Inspirational, Uncategorized

Thank God it Was Just a Dream

Not too long ago I had a dream that really changed my life. It was a scary dream, but the message was so profound. In the dream, my daughter and I were home alone. I was in my bedroom and she was in the living room. I heard voices coming from outside of my window. Male voices that didn’t belong to my son or my husband.

I peeped out and saw three men, one middle-aged and the other two maybe teenagers or early 20s. Apparently, I wasn’t doing a very good job peeping because the middle-aged man saw me. I ran from the window and rushed to every window and door in the house to make sure they were locked. They were. We were safe. Or so I thought.

I eased to the window again, pulled the curtain back, and looked out. The men were still standing there talking. At that point, it didn’t matter because we were locked inside. We were safe. I soon found out that wasn’t true.

When I turned around, there stood the middle-aged man. In my bedroom. Standing next a few feet away.

I started crying. Something about his presence made it obvious that he wasn’t there to chat. “Am I going to die?” I whispered between sobs.

He nodded casually like I’d asked if he’d like something to drink.

At that moment, I could only think of one thing. If he kills me, I’ll never get to hug my daughter again.

“Can I please hug my daughter first?” I pleaded.

I’d like to think that he granted my request, but I wouldn’t know because I woke up before anything could happen. Everything about that dream felt real. The thing that stood out to me was my request. At that moment, when I knew without a doubt I was about to leave, all I wanted was to hold my daughter one last time.

I didn’t think about the books that were unfinished.

I didn’t think about the trips I never took.

I didn’t think about the parties I never threw or the social events I never attended.

All I thought about was my daughter, the one person in my family I had access to at that moment.

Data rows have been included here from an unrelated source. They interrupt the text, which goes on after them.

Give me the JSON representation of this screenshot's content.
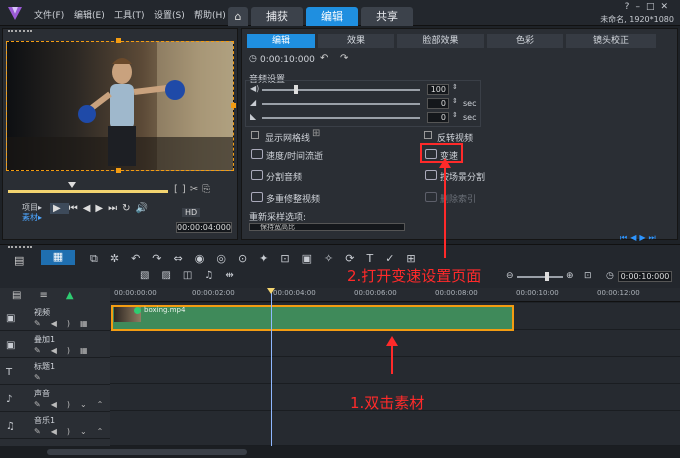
{
  "menu": [
    "文件(F)",
    "编辑(E)",
    "工具(T)",
    "设置(S)",
    "帮助(H)"
  ],
  "top_tabs": [
    "捕获",
    "编辑",
    "共享"
  ],
  "project_info": "未命名, 1920*1080",
  "preview": {
    "project_label": "项目▸",
    "clip_label": "素材▸",
    "timecode": "00:00:04:000",
    "scale": "HD"
  },
  "options": {
    "tabs": [
      "编辑",
      "效果",
      "脸部效果",
      "色彩",
      "镜头校正"
    ],
    "duration": "0:00:10:000",
    "audio_settings": "音频设置",
    "audio_rows": [
      {
        "value": "100",
        "unit": ""
      },
      {
        "value": "0",
        "unit": "sec"
      },
      {
        "value": "0",
        "unit": "sec"
      }
    ],
    "show_grid": "显示网格线",
    "reverse_video": "反转视频",
    "speed_time": "速度/时间流逝",
    "speed_change": "变速",
    "split_audio": "分割音频",
    "split_by_scene": "按场景分割",
    "multi_trim": "多重修整视频",
    "remove_index": "删除索引",
    "resample_label": "重新采样选项:",
    "resample_value": "保持宽高比"
  },
  "timeline": {
    "ruler": [
      "00:00:00:00",
      "00:00:02:00",
      "00:00:04:00",
      "00:00:06:00",
      "00:00:08:00",
      "00:00:10:00",
      "00:00:12:00"
    ],
    "timecode": "0:00:10:000",
    "tracks": [
      "视频",
      "叠加1",
      "标题1",
      "声音",
      "音乐1"
    ],
    "clip_name": "boxing.mp4"
  },
  "annotations": {
    "step1": "1.双击素材",
    "step2": "2.打开变速设置页面"
  },
  "colors": {
    "accent": "#1f8fe0",
    "annotation": "#ff2a2a",
    "clip": "#3f8a5a",
    "selection": "#f39c12"
  }
}
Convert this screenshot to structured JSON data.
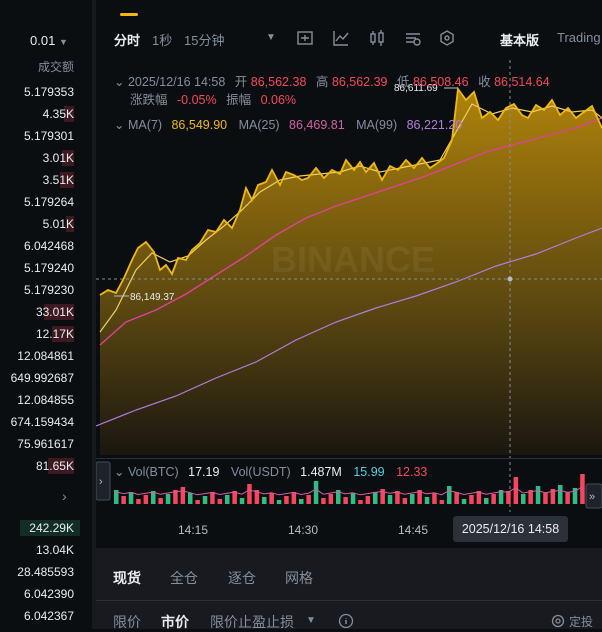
{
  "orderbook": {
    "precision": "0.01",
    "column_header": "成交额",
    "rows": [
      {
        "value": "5.179353",
        "color": "#eaecef"
      },
      {
        "value": "4.35K",
        "color": "#eaecef"
      },
      {
        "value": "5.179301",
        "color": "#eaecef"
      },
      {
        "value": "3.01K",
        "color": "#eaecef"
      },
      {
        "value": "3.51K",
        "color": "#eaecef"
      },
      {
        "value": "5.179264",
        "color": "#eaecef"
      },
      {
        "value": "5.01K",
        "color": "#eaecef"
      },
      {
        "value": "6.042468",
        "color": "#eaecef"
      },
      {
        "value": "5.179240",
        "color": "#eaecef"
      },
      {
        "value": "5.179230",
        "color": "#eaecef"
      },
      {
        "value": "33.01K",
        "color": "#eaecef"
      },
      {
        "value": "12.17K",
        "color": "#eaecef"
      },
      {
        "value": "12.084861",
        "color": "#eaecef"
      },
      {
        "value": "649.992687",
        "color": "#eaecef"
      },
      {
        "value": "12.084855",
        "color": "#eaecef"
      },
      {
        "value": "674.159434",
        "color": "#eaecef"
      },
      {
        "value": "75.961617",
        "color": "#eaecef"
      },
      {
        "value": "81.65K",
        "color": "#eaecef"
      }
    ],
    "bid_rows": [
      {
        "value": "242.29K"
      },
      {
        "value": "13.04K"
      },
      {
        "value": "28.485593"
      },
      {
        "value": "6.042390"
      },
      {
        "value": "6.042367"
      }
    ]
  },
  "toolbar": {
    "tab_time": "分时",
    "tab_1s": "1秒",
    "tab_15m": "15分钟",
    "tab_basic": "基本版",
    "tab_tradingview": "Trading"
  },
  "ohlc": {
    "datetime": "2025/12/16 14:58",
    "open_label": "开",
    "open": "86,562.38",
    "high_label": "高",
    "high": "86,562.39",
    "low_label": "低",
    "low": "86,508.46",
    "close_label": "收",
    "close": "86,514.64",
    "change_label": "涨跌幅",
    "change": "-0.05%",
    "amp_label": "振幅",
    "amp": "0.06%"
  },
  "ma": {
    "ma7_label": "MA(7)",
    "ma7": "86,549.90",
    "ma25_label": "MA(25)",
    "ma25": "86,469.81",
    "ma99_label": "MA(99)",
    "ma99": "86,221.20"
  },
  "annotations": {
    "high_marker": "86,611.69",
    "low_marker": "86,149.37",
    "watermark": "BINANCE"
  },
  "volume": {
    "vol_btc_label": "Vol(BTC)",
    "vol_btc": "17.19",
    "vol_usdt_label": "Vol(USDT)",
    "vol_usdt": "1.487M",
    "v1": "15.99",
    "v2": "12.33"
  },
  "time_axis": {
    "t1": "14:15",
    "t2": "14:30",
    "t3": "14:45",
    "cursor": "2025/12/16 14:58"
  },
  "trade_tabs": {
    "spot": "现货",
    "cross": "全仓",
    "isolated": "逐仓",
    "grid": "网格"
  },
  "order_types": {
    "limit": "限价",
    "market": "市价",
    "stop_limit": "限价止盈止损",
    "dca": "定投"
  },
  "colors": {
    "accent": "#f0b90b",
    "red": "#f6465d",
    "green": "#2ebd85",
    "ma25": "#e0409a",
    "ma99": "#b47bdc"
  }
}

I spend so much time in front of my computer either writing or teaching. Even when my work day is over, my laptop and I move from my workstation to the recliner to join my family in the living room. My body is there, but my attention isn’t. It’s split between my computer and my phone.

That dream caused me to reflect on how much time I devote to things that won’t matter at the end of my life. Now, I’m practicing the art of being in the moment. When we’re watching a movie as a family, I’m watching. I’m engaged. Not on my phone. Not checking emails, but giving myself fully and completely to the people who matter the most. Am I always successful? Nope! Sometimes I have to remind myself that I’m not supposed to be writing or reading emails or looking at Facebook, TikTok, or Instagram. I’m a work in progress, but aren’t we all?

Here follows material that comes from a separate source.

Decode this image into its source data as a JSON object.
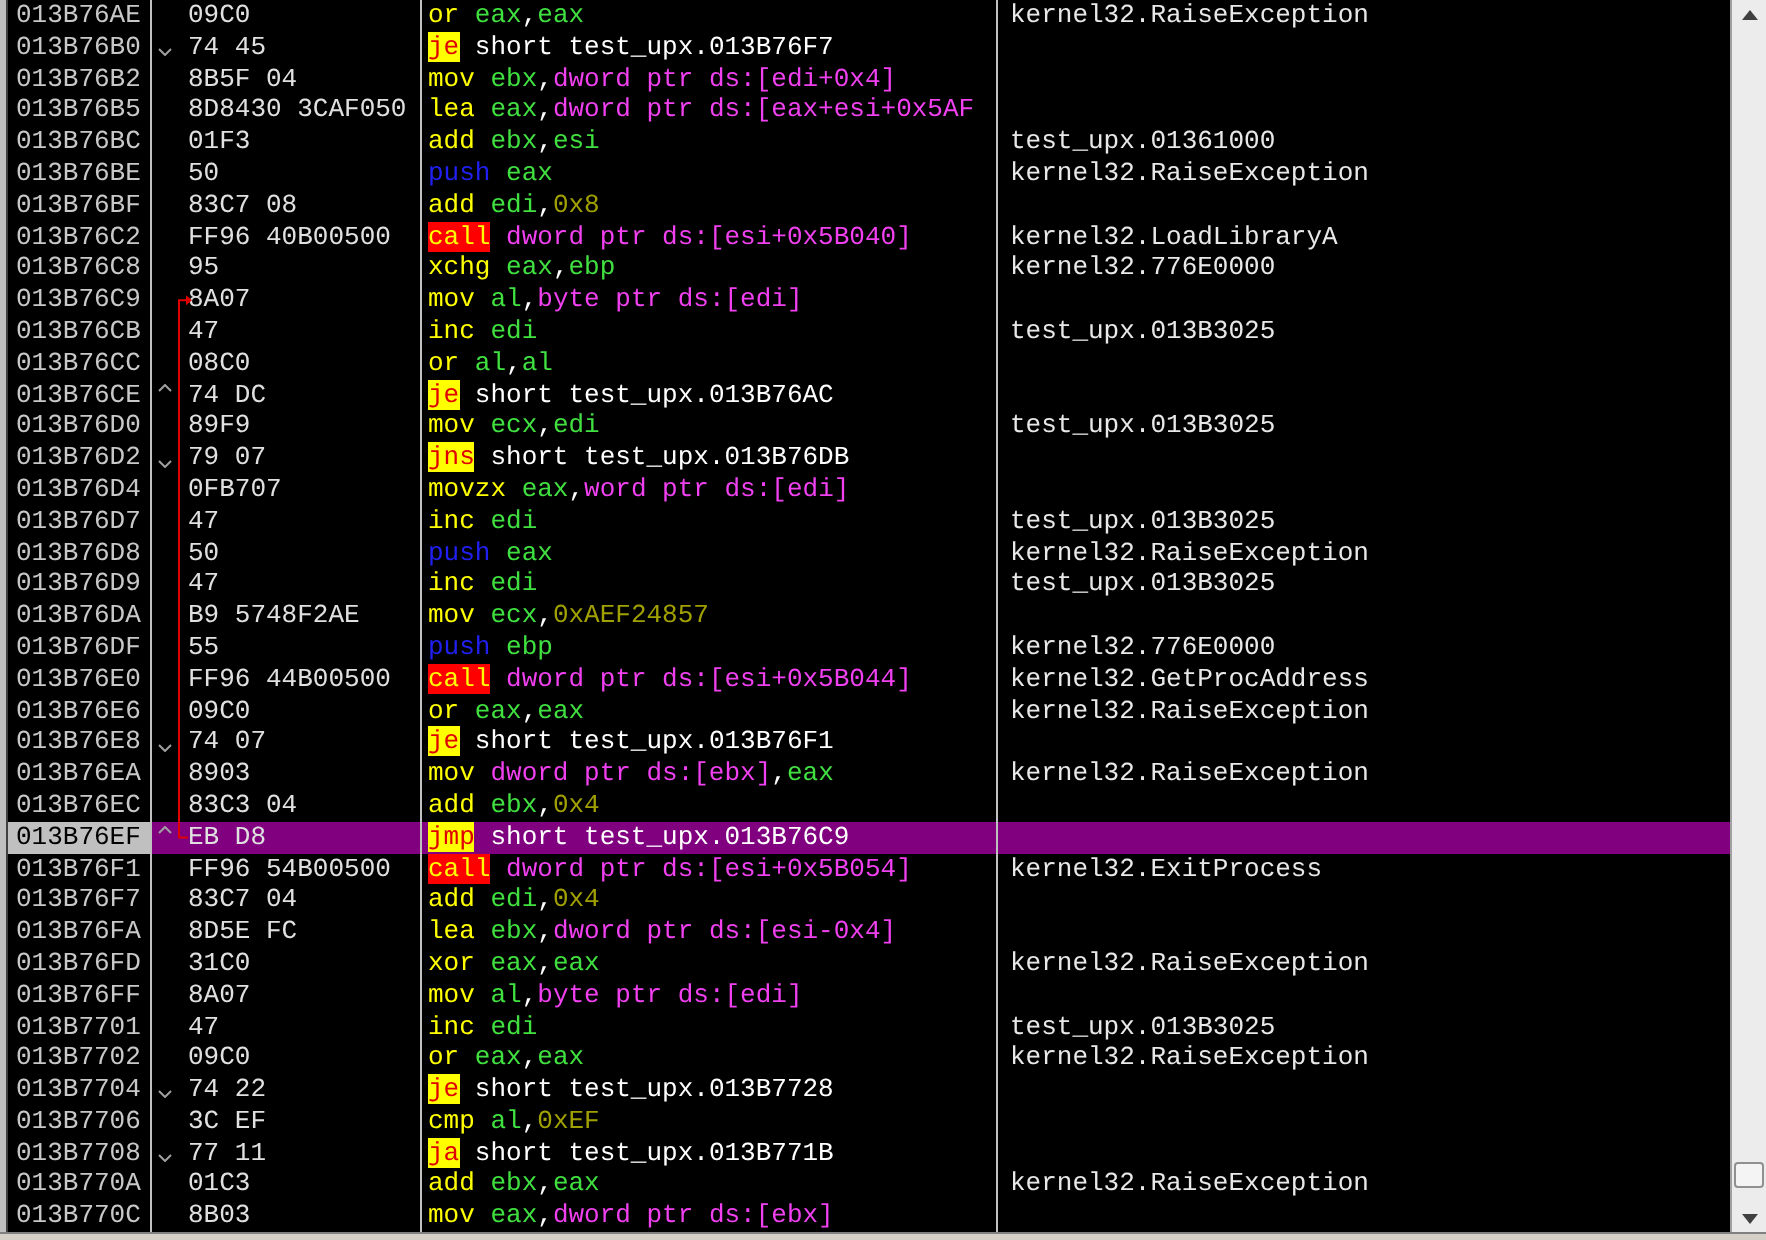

I hope this message resonates with someone. I hope it makes you stop and perform your own time audit. Where are you spending most of your time? What’s getting the attention your family deserves? Who or what is getting the best part or you, not the leftover, tired, and drained part that’s still available at the end of the day.

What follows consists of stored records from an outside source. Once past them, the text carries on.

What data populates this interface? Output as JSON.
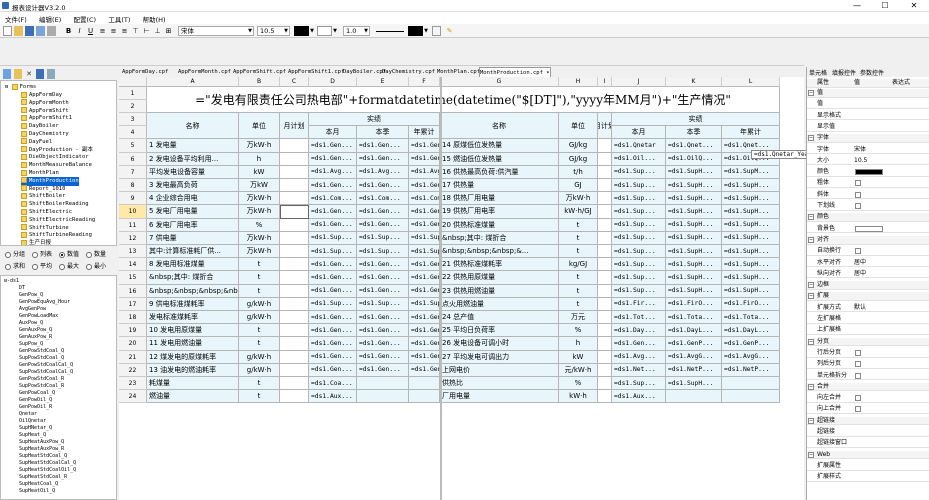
{
  "app": {
    "title": "报表设计器V3.2.0",
    "minimize": "—",
    "maximize": "☐",
    "close": "✕"
  },
  "menu": [
    "文件(F)",
    "编辑(E)",
    "配置(C)",
    "工具(T)",
    "帮助(H)"
  ],
  "toolbar": {
    "font": "宋体",
    "size": "10.5",
    "line_width": "1.0"
  },
  "tree": {
    "root": "Forms",
    "items": [
      "AppFormDay",
      "AppFormMonth",
      "AppFormShift",
      "AppFormShift1",
      "DayBoiler",
      "DayChemistry",
      "DayFuel",
      "DayProduction - 副本",
      "DieObjectIndicator",
      "MonthMeasureBalance",
      "MonthPlan",
      "MonthProduction",
      "Report_1010",
      "ShiftBoiler",
      "ShiftBoilerReading",
      "ShiftElectric",
      "ShiftElectricReading",
      "ShiftTurbine",
      "ShiftTurbineReading",
      "生产日报"
    ],
    "selected_index": 11
  },
  "radios": {
    "row1": [
      "分组",
      "列表",
      "数值",
      "数量"
    ],
    "row2": [
      "求和",
      "平均",
      "最大",
      "最小"
    ],
    "selected": "数值"
  },
  "fields": {
    "root": "ds1",
    "items": [
      "DT",
      "GenPow_Q",
      "GenPowEquAvg_Hour",
      "AvgGenPow",
      "GenPowLoadMax",
      "AuxPow_Q",
      "GenAuxPow_Q",
      "GenAuxPow_R",
      "SupPow_Q",
      "GenPowStdCoal_Q",
      "SupPowStdCoal_Q",
      "GenPowStdCoalCal_Q",
      "SupPowStdCoalCal_Q",
      "GenPowStdCoal_R",
      "SupPowStdCoal_R",
      "GenPowCoal_Q",
      "GenPowOil_Q",
      "GenPowOil_R",
      "Qnetar",
      "OilQnetar",
      "SupHNetar_Q",
      "SupHeat_Q",
      "SupHeatAuxPow_Q",
      "SupHeatAuxPow_R",
      "SupHeatStdCoal_Q",
      "SupHeatStdCoalCal_Q",
      "SupHeatStdCoalOil_Q",
      "SupHeatStdCoal_R",
      "SupHeatCoal_Q",
      "SupHeatOil_Q"
    ]
  },
  "tabs": [
    "AppFormDay.cpf",
    "AppFormMonth.cpf",
    "AppFormShift.cpf",
    "AppFormShift1.cpf",
    "DayBoiler.cpf",
    "DayChemistry.cpf",
    "MonthPlan.cpf",
    "MonthProduction.cpf ▾"
  ],
  "active_tab": 7,
  "sheet": {
    "columns": [
      "A",
      "B",
      "C",
      "D",
      "E",
      "F",
      "G",
      "H",
      "I",
      "J",
      "K",
      "L"
    ],
    "title": "=\"发电有限责任公司热电部\"+formatdatetime(datetime(\"$[DT]\"),\"yyyy年MM月\")+\"生产情况\"",
    "h_name": "名称",
    "h_unit": "单位",
    "h_plan": "月计划",
    "h_actual": "实绩",
    "h_month": "本月",
    "h_season": "本季",
    "h_year": "年累计",
    "rows": [
      [
        "1 发电量",
        "万kW·h",
        "",
        "=ds1.Gen...",
        "=ds1.Gen...",
        "=ds1.Gen...",
        "14 原煤低位发热量",
        "GJ/kg",
        "",
        "=ds1.Qnetar",
        "=ds1.Qnet...",
        "=ds1.Qnet..."
      ],
      [
        "2 发电设备平均利用...",
        "h",
        "",
        "=ds1.Gen...",
        "=ds1.Gen...",
        "=ds1.Gen...",
        "15 燃油低位发热量",
        "GJ/kg",
        "",
        "=ds1.Oil...",
        "=ds1.OilQ...",
        "=ds1.OilQ..."
      ],
      [
        "  平均发电设备容量",
        "kW",
        "",
        "=ds1.Avg...",
        "=ds1.Avg...",
        "=ds1.Avg...",
        "16 供热最高负荷:供汽量",
        "t/h",
        "",
        "=ds1.Sup...",
        "=ds1.SupH...",
        "=ds1.SupM..."
      ],
      [
        "3 发电最高负荷",
        "万kW",
        "",
        "=ds1.Gen...",
        "=ds1.Gen...",
        "=ds1.Gen...",
        "17 供热量",
        "GJ",
        "",
        "=ds1.Sup...",
        "=ds1.SupH...",
        "=ds1.SupH..."
      ],
      [
        "4 企业综合用电",
        "万kW·h",
        "",
        "=ds1.Com...",
        "=ds1.Com...",
        "=ds1.Com...",
        "18 供热厂用电量",
        "万kW·h",
        "",
        "=ds1.Sup...",
        "=ds1.SupH...",
        "=ds1.SupH..."
      ],
      [
        "5 发电厂用电量",
        "万kW·h",
        "",
        "=ds1.Gen...",
        "=ds1.Gen...",
        "=ds1.Gen...",
        "19 供热厂用电率",
        "kW·h/GJ",
        "",
        "=ds1.Sup...",
        "=ds1.SupH...",
        "=ds1.SupH..."
      ],
      [
        "6 发电厂用电率",
        "%",
        "",
        "=ds1.Gen...",
        "=ds1.Gen...",
        "=ds1.Gen...",
        "20 供热标准煤量",
        "t",
        "",
        "=ds1.Sup...",
        "=ds1.SupH...",
        "=ds1.SupH..."
      ],
      [
        "7 供电量",
        "万kW·h",
        "",
        "=ds1.Sup...",
        "=ds1.Sup...",
        "=ds1.Sup...",
        "&nbsp;其中: 煤折合",
        "t",
        "",
        "=ds1.Sup...",
        "=ds1.SupH...",
        "=ds1.SupH..."
      ],
      [
        "其中:计算标准耗厂供...",
        "万kW·h",
        "",
        "=ds1.Sup...",
        "=ds1.Sup...",
        "=ds1.Sup...",
        "&nbsp;&nbsp;&nbsp;&...",
        "t",
        "",
        "=ds1.Sup...",
        "=ds1.SupH...",
        "=ds1.SupH..."
      ],
      [
        "8 发电用标准煤量",
        "t",
        "",
        "=ds1.Gen...",
        "=ds1.Gen...",
        "=ds1.Gen...",
        "21 供热标准煤耗率",
        "kg/GJ",
        "",
        "=ds1.Sup...",
        "=ds1.SupH...",
        "=ds1.SupH..."
      ],
      [
        "&nbsp;其中: 煤折合",
        "t",
        "",
        "=ds1.Gen...",
        "=ds1.Gen...",
        "=ds1.Gen...",
        "22 供热用原煤量",
        "t",
        "",
        "=ds1.Sup...",
        "=ds1.SupH...",
        "=ds1.SupH..."
      ],
      [
        "&nbsp;&nbsp;&nbsp;&nbsp;&...",
        "t",
        "",
        "=ds1.Gen...",
        "=ds1.Gen...",
        "=ds1.Gen...",
        "23 供热用燃油量",
        "t",
        "",
        "=ds1.Sup...",
        "=ds1.SupH...",
        "=ds1.SupH..."
      ],
      [
        "9 供电标准煤耗率",
        "g/kW·h",
        "",
        "=ds1.Sup...",
        "=ds1.Sup...",
        "=ds1.Sup...",
        "  点火用燃油量",
        "t",
        "",
        "=ds1.Fir...",
        "=ds1.FirO...",
        "=ds1.FirO..."
      ],
      [
        "  发电标准煤耗率",
        "g/kW·h",
        "",
        "=ds1.Gen...",
        "=ds1.Gen...",
        "=ds1.Gen...",
        "24 总产值",
        "万元",
        "",
        "=ds1.Tot...",
        "=ds1.Tota...",
        "=ds1.Tota..."
      ],
      [
        "10 发电用原煤量",
        "t",
        "",
        "=ds1.Gen...",
        "=ds1.Gen...",
        "=ds1.Gen...",
        "25 平均日负荷率",
        "%",
        "",
        "=ds1.Day...",
        "=ds1.DayL...",
        "=ds1.DayL..."
      ],
      [
        "11 发电用燃油量",
        "t",
        "",
        "=ds1.Gen...",
        "=ds1.Gen...",
        "=ds1.Gen...",
        "26 发电设备可调小时",
        "h",
        "",
        "=ds1.Gen...",
        "=ds1.GenP...",
        "=ds1.GenP..."
      ],
      [
        "12 煤发电的原煤耗率",
        "g/kW·h",
        "",
        "=ds1.Gen...",
        "=ds1.Gen...",
        "=ds1.Gen...",
        "27 平均发电可调出力",
        "kW",
        "",
        "=ds1.Avg...",
        "=ds1.AvgG...",
        "=ds1.AvgG..."
      ],
      [
        "13 油发电的燃油耗率",
        "g/kW·h",
        "",
        "=ds1.Gen...",
        "=ds1.Gen...",
        "=ds1.Gen...",
        "  上网电价",
        "元/kW·h",
        "",
        "=ds1.Net...",
        "=ds1.NetP...",
        "=ds1.NetP..."
      ],
      [
        "  耗煤量",
        "t",
        "",
        "=ds1.Coa...",
        "",
        "",
        "  供热比",
        "%",
        "",
        "=ds1.Sup...",
        "=ds1.SupH...",
        ""
      ],
      [
        "  燃油量",
        "t",
        "",
        "=ds1.Aux...",
        "",
        "",
        "  厂用电量",
        "kW·h",
        "",
        "=ds1.Aux...",
        "",
        ""
      ]
    ]
  },
  "tooltip": "=ds1.Qnetar_Year",
  "props": {
    "tabs": [
      "单元格",
      "填报控件",
      "参数控件"
    ],
    "header": [
      "属性",
      "值",
      "表达式"
    ],
    "rows": [
      {
        "k": "值",
        "v": "",
        "g": "group"
      },
      {
        "k": "值",
        "v": ""
      },
      {
        "k": "显示格式",
        "v": ""
      },
      {
        "k": "显示值",
        "v": ""
      },
      {
        "k": "字体",
        "v": "",
        "g": "group"
      },
      {
        "k": "字体",
        "v": "宋体"
      },
      {
        "k": "大小",
        "v": "10.5"
      },
      {
        "k": "颜色",
        "v": "",
        "t": "swatch",
        "color": "#000000"
      },
      {
        "k": "粗体",
        "v": "",
        "t": "cb"
      },
      {
        "k": "斜体",
        "v": "",
        "t": "cb"
      },
      {
        "k": "下划线",
        "v": "",
        "t": "cb"
      },
      {
        "k": "颜色",
        "v": "",
        "g": "group"
      },
      {
        "k": "背景色",
        "v": "",
        "t": "swatch",
        "color": "#ffffff"
      },
      {
        "k": "对齐",
        "v": "",
        "g": "group"
      },
      {
        "k": "自动换行",
        "v": "",
        "t": "cb"
      },
      {
        "k": "水平对齐",
        "v": "居中"
      },
      {
        "k": "纵向对齐",
        "v": "居中"
      },
      {
        "k": "边框",
        "v": "",
        "g": "group"
      },
      {
        "k": "扩展",
        "v": "",
        "g": "group"
      },
      {
        "k": "扩展方式",
        "v": "默认"
      },
      {
        "k": "左扩展格",
        "v": ""
      },
      {
        "k": "上扩展格",
        "v": ""
      },
      {
        "k": "分页",
        "v": "",
        "g": "group"
      },
      {
        "k": "行后分页",
        "v": "",
        "t": "cb"
      },
      {
        "k": "列后分页",
        "v": "",
        "t": "cb"
      },
      {
        "k": "单元格拆分",
        "v": "",
        "t": "cb"
      },
      {
        "k": "合并",
        "v": "",
        "g": "group"
      },
      {
        "k": "向左合并",
        "v": "",
        "t": "cb"
      },
      {
        "k": "向上合并",
        "v": "",
        "t": "cb"
      },
      {
        "k": "超链接",
        "v": "",
        "g": "group"
      },
      {
        "k": "超链接",
        "v": ""
      },
      {
        "k": "超链接窗口",
        "v": ""
      },
      {
        "k": "Web",
        "v": "",
        "g": "group"
      },
      {
        "k": "扩展属性",
        "v": ""
      },
      {
        "k": "扩展样式",
        "v": ""
      }
    ]
  }
}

Time management is impossible. You can’t manage what you can’t control. Instead, we should practice “self-management.” Learn how to live in the moment again. Spend more time in your own life instead of everyone else’s.

Maybe you’ve already come to that realization and made the needed change. If so, tell us about it. What made you decide to spend more time with family than social media or work? Was it challenging?